Google is expanding its presence in the second populous country of the world by introducing apps specific to India. Google introduced a new language-learning app called Bolo, which is targeted to be used for the elementary school aged kids to learn in English and Hindi.
Included with Google’s speech recognition and text-to-speech technologies, the app currently offers 50 stories in English and 40 stories in Hindi provided by Storyweaver.org.in. and as company says new partners will join the app to increase the catalog of story selection.
The App has a assistant named Diya which helps to learn and encourages students when they read and all the data is saved only on the device to keep kids privacy. Diya can read the words and explain the meaning of the English words.

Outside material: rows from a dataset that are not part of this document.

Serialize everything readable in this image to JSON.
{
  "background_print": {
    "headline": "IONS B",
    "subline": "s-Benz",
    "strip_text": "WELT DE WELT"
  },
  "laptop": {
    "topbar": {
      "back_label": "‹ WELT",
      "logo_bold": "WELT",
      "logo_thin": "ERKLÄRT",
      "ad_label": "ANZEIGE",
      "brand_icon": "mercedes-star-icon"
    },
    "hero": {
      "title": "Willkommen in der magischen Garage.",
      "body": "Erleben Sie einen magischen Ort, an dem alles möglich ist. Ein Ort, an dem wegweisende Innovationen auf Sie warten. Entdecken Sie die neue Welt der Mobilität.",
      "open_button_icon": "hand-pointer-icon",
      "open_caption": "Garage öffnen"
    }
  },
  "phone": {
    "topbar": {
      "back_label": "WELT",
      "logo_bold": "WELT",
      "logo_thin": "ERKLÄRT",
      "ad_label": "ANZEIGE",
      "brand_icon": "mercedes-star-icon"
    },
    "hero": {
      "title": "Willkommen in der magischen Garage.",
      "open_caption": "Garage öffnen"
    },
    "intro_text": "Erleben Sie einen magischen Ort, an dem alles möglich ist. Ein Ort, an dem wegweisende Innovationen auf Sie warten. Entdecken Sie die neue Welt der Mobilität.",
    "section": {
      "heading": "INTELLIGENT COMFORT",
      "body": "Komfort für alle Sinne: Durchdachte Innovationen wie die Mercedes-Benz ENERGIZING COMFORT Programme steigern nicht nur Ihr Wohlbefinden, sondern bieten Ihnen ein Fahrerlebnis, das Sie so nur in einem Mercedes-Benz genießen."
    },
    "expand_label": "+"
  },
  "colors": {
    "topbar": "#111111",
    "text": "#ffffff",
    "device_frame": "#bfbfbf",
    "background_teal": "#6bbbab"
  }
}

The app includes games as a part of learning which helps kids earn app rewards to motivate them with badges, Bolo works offline which is necessity as internet access is not always available in some areas of India.
Google said that they travelled across 200 villages of Uttar Pradesh, India with the help of nonprofit ASER Centre, where they let the kids learn with the Bolo app and had found a major improvement in 64% of the kids’ reading proficiency in just three months of time. Google says, to run the pilot 920 children were given the app and 600 were in a control group without the app participating in ASER’s reading assessment.
Literacy is a major problem of India as the ASER’s study says that 74 percent of all the people in the country are able to read and it also reports that more than half of the kids in fifth grade are not able to read text books of second grade in rural areas as of 2014 and the numbers haven’t changed much in 2018.